Comment: was deleted

(was: Read here http://customized-dog-collars.com)

> Improve BufferedIndexInput.readBytes() performance
> --
>
> Key: LUCENE-695
> URL: https://issues.apache.org/jira/browse/LUCENE-695
> Project: Lucene - Java
>  Issue Type: Improvement
>  Components: core/store
>Affects Versions: 2.0.0
>Reporter: Nadav Har'El
>Priority: Minor
> Attachments: readbytes.patch, readbytes.patch
>
>
> During a profiling session, I discovered that BufferedIndexInput.readBytes(),
> the function which reads a bunch of bytes from an index, is very inefficient
> in many cases. It is efficient for one or two bytes, and also efficient
> for a very large number of bytes (e.g., when the norms are read all at once);
> But for anything in between (e.g., 100 bytes), it is a performance disaster.
> It can easily be improved, though, and below I include a patch to do that.
> The basic problem in the existing code was that if you ask it to read 100
> bytes, readBytes() simply calls readByte() 100 times in a loop, which means
> we check byte after byte if the buffer has another character, instead of just
> checking once how many bytes we have left, and copy them all at once.
> My version, attached below, copies these 100 bytes if they are available at
> bulk (using System.arraycopy), and if less than 100 are available, whatever
> is available gets copied, and then the rest. (as before, when a very large
> number of bytes is requested, it is read directly into the final buffer).

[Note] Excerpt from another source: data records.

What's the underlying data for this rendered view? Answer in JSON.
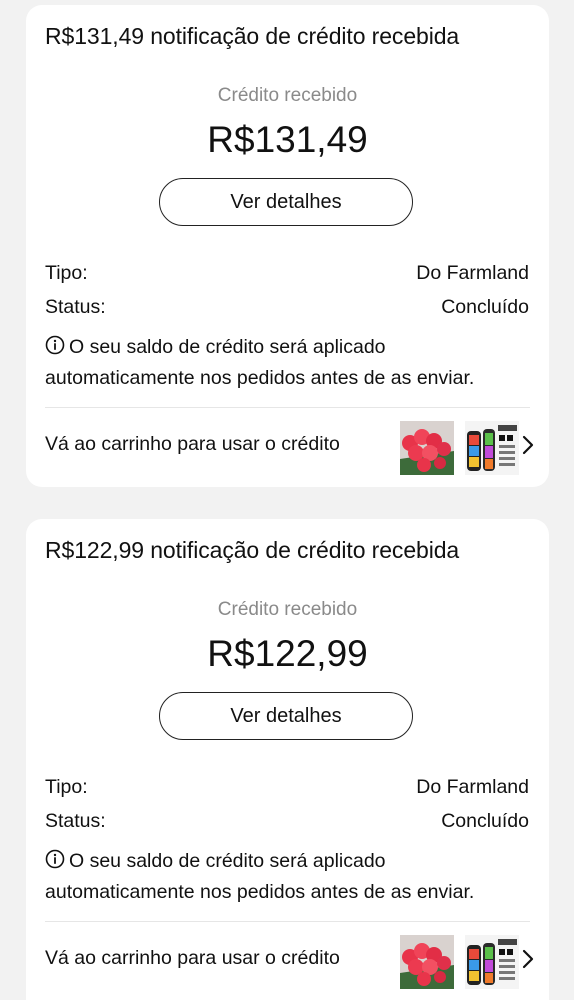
{
  "cards": [
    {
      "title": "R$131,49 notificação de crédito recebida",
      "credit_label": "Crédito recebido",
      "amount": "R$131,49",
      "button_label": "Ver detalhes",
      "tipo_label": "Tipo:",
      "tipo_value": "Do Farmland",
      "status_label": "Status:",
      "status_value": "Concluído",
      "note_line1": "O seu saldo de crédito será aplicado",
      "note_line2": "automaticamente nos pedidos antes de as enviar.",
      "cart_text": "Vá ao carrinho para usar o crédito"
    },
    {
      "title": "R$122,99 notificação de crédito recebida",
      "credit_label": "Crédito recebido",
      "amount": "R$122,99",
      "button_label": "Ver detalhes",
      "tipo_label": "Tipo:",
      "tipo_value": "Do Farmland",
      "status_label": "Status:",
      "status_value": "Concluído",
      "note_line1": "O seu saldo de crédito será aplicado",
      "note_line2": "automaticamente nos pedidos antes de as enviar.",
      "cart_text": "Vá ao carrinho para usar o crédito"
    }
  ],
  "icons": {
    "info": "info-circle-icon",
    "chevron": "chevron-right-icon",
    "thumb1": "roses-product-thumbnail",
    "thumb2": "hair-clipper-product-thumbnail"
  },
  "colors": {
    "background": "#f2f2f2",
    "card": "#ffffff",
    "muted_text": "#8a8a8a",
    "text": "#111111",
    "rose": "#e8344a"
  }
}
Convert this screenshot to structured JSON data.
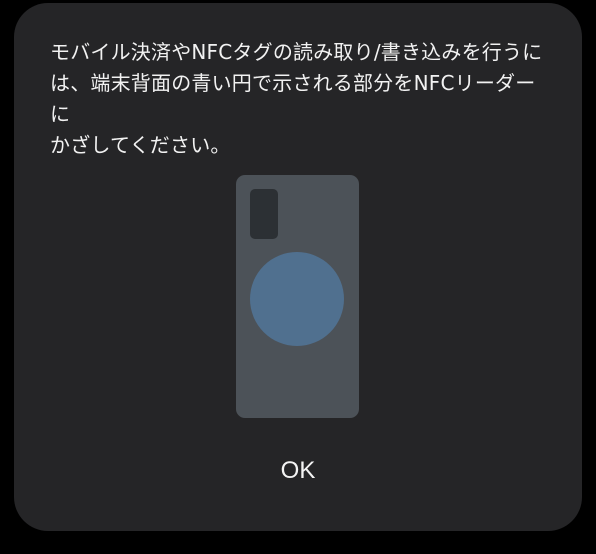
{
  "dialog": {
    "message": "モバイル決済やNFCタグの読み取り/書き込みを行うに\nは、端末背面の青い円で示される部分をNFCリーダーに\nかざしてください。",
    "ok_label": "OK"
  },
  "illustration": {
    "phone_color": "#4c5258",
    "camera_color": "#2c3034",
    "nfc_area_color": "#50708f"
  }
}
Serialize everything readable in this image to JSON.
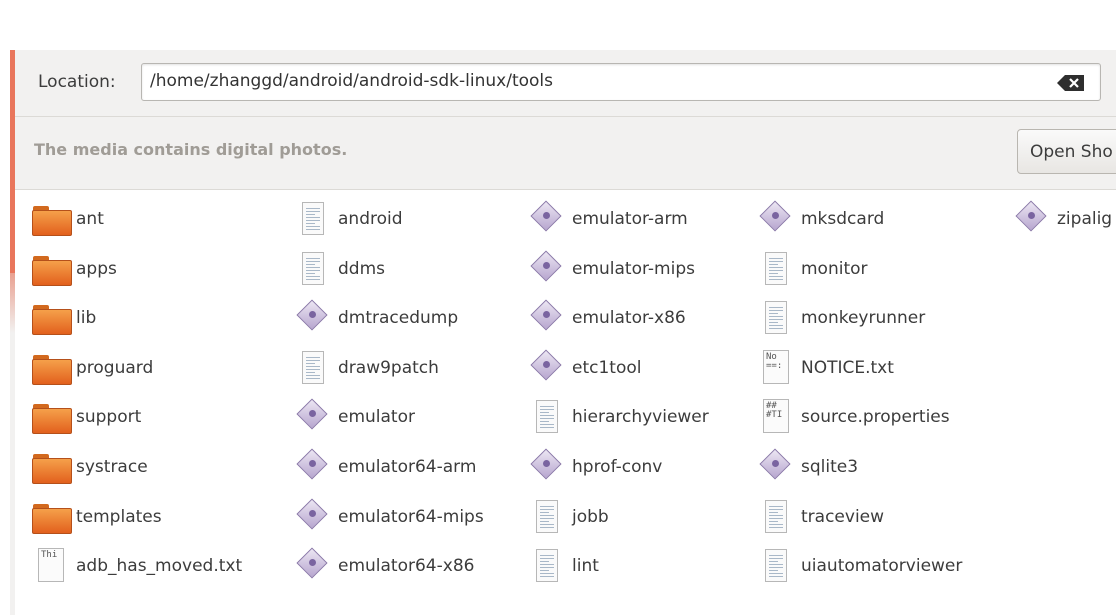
{
  "location": {
    "label": "Location:",
    "value": "/home/zhanggd/android/android-sdk-linux/tools"
  },
  "infobar": {
    "message": "The media contains digital photos.",
    "button_label": "Open Sho"
  },
  "files": [
    {
      "name": "ant",
      "kind": "folder"
    },
    {
      "name": "apps",
      "kind": "folder"
    },
    {
      "name": "lib",
      "kind": "folder"
    },
    {
      "name": "proguard",
      "kind": "folder"
    },
    {
      "name": "support",
      "kind": "folder"
    },
    {
      "name": "systrace",
      "kind": "folder"
    },
    {
      "name": "templates",
      "kind": "folder"
    },
    {
      "name": "adb_has_moved.txt",
      "kind": "text",
      "preview": "Thi"
    },
    {
      "name": "android",
      "kind": "doc"
    },
    {
      "name": "ddms",
      "kind": "doc"
    },
    {
      "name": "dmtracedump",
      "kind": "exe"
    },
    {
      "name": "draw9patch",
      "kind": "doc"
    },
    {
      "name": "emulator",
      "kind": "exe"
    },
    {
      "name": "emulator64-arm",
      "kind": "exe"
    },
    {
      "name": "emulator64-mips",
      "kind": "exe"
    },
    {
      "name": "emulator64-x86",
      "kind": "exe"
    },
    {
      "name": "emulator-arm",
      "kind": "exe"
    },
    {
      "name": "emulator-mips",
      "kind": "exe"
    },
    {
      "name": "emulator-x86",
      "kind": "exe"
    },
    {
      "name": "etc1tool",
      "kind": "exe"
    },
    {
      "name": "hierarchyviewer",
      "kind": "doc"
    },
    {
      "name": "hprof-conv",
      "kind": "exe"
    },
    {
      "name": "jobb",
      "kind": "doc"
    },
    {
      "name": "lint",
      "kind": "doc"
    },
    {
      "name": "mksdcard",
      "kind": "exe"
    },
    {
      "name": "monitor",
      "kind": "doc"
    },
    {
      "name": "monkeyrunner",
      "kind": "doc"
    },
    {
      "name": "NOTICE.txt",
      "kind": "text",
      "preview": "No\n==:"
    },
    {
      "name": "source.properties",
      "kind": "text",
      "preview": "##\n#TI"
    },
    {
      "name": "sqlite3",
      "kind": "exe"
    },
    {
      "name": "traceview",
      "kind": "doc"
    },
    {
      "name": "uiautomatorviewer",
      "kind": "doc"
    },
    {
      "name": "zipalig",
      "kind": "exe"
    }
  ]
}
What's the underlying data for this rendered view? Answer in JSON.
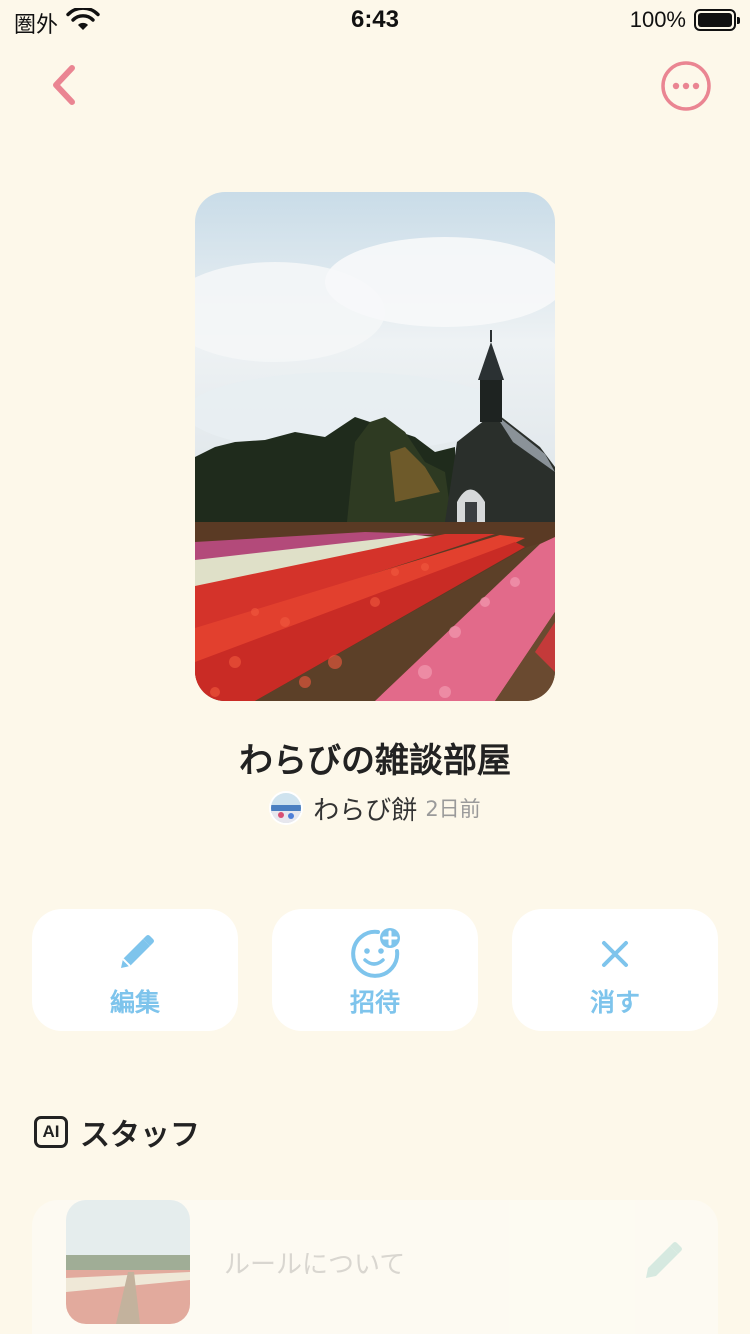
{
  "status_bar": {
    "carrier": "圏外",
    "time": "6:43",
    "battery": "100%"
  },
  "nav": {
    "back_icon": "chevron-left-icon",
    "more_icon": "more-horizontal-circle-icon",
    "accent_color": "#ea8592"
  },
  "room": {
    "title": "わらびの雑談部屋",
    "owner_name": "わらび餅",
    "posted_time": "2日前"
  },
  "actions": [
    {
      "label": "編集",
      "icon": "pencil-icon"
    },
    {
      "label": "招待",
      "icon": "add-face-icon"
    },
    {
      "label": "消す",
      "icon": "close-icon"
    }
  ],
  "action_color": "#7ec4ec",
  "section": {
    "badge": "AI",
    "title": "スタッフ"
  },
  "staff": [
    {
      "name": "ルールについて",
      "icon": "pencil-icon"
    }
  ]
}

> In my profiling, this fix caused amazing performance
> improvement: previously, BufferedIndexInput.readBytes() took as much as 25%
> of the run time, and after the fix, this was down to 1% of the run time! 
> However, my scenario is *not* the typical Lucene code, but rather a version 
> of Lucene with added payloads, and these payloads average at 100 bytes, where 
> the original readBytes() did worst. I expect that my fix will have less of an 
> impact on "vanilla" Lucene, but it still can have an impact because it is 
> used for things like reading fields. (I am not aware of a standard Lucene 
> benchmark, so I can't provide benchmarks on a more typical case).
> In addition to the change to readBytes(), my attached patch also adds a new
> unit test to BufferedIndexInput (which previously did not have a unit test).
> This test simulates a "file" which contains a predictable series of bytes, and
> then tries to read from it with readByte() and readButes() with various
> sizes (many thousands of combinations are tried) and see that exactly the
> expected bytes are read. This test is independent of my new readBytes()
> inplementation, and can be used to check the old implementation as well.
> By the way, it's interesting that BufferedIndexOutput.writeBytes was already 
> efficient, and wasn't simply a loop of writeByte(). Only the reading code was 
> inefficient. I wonder why this happened.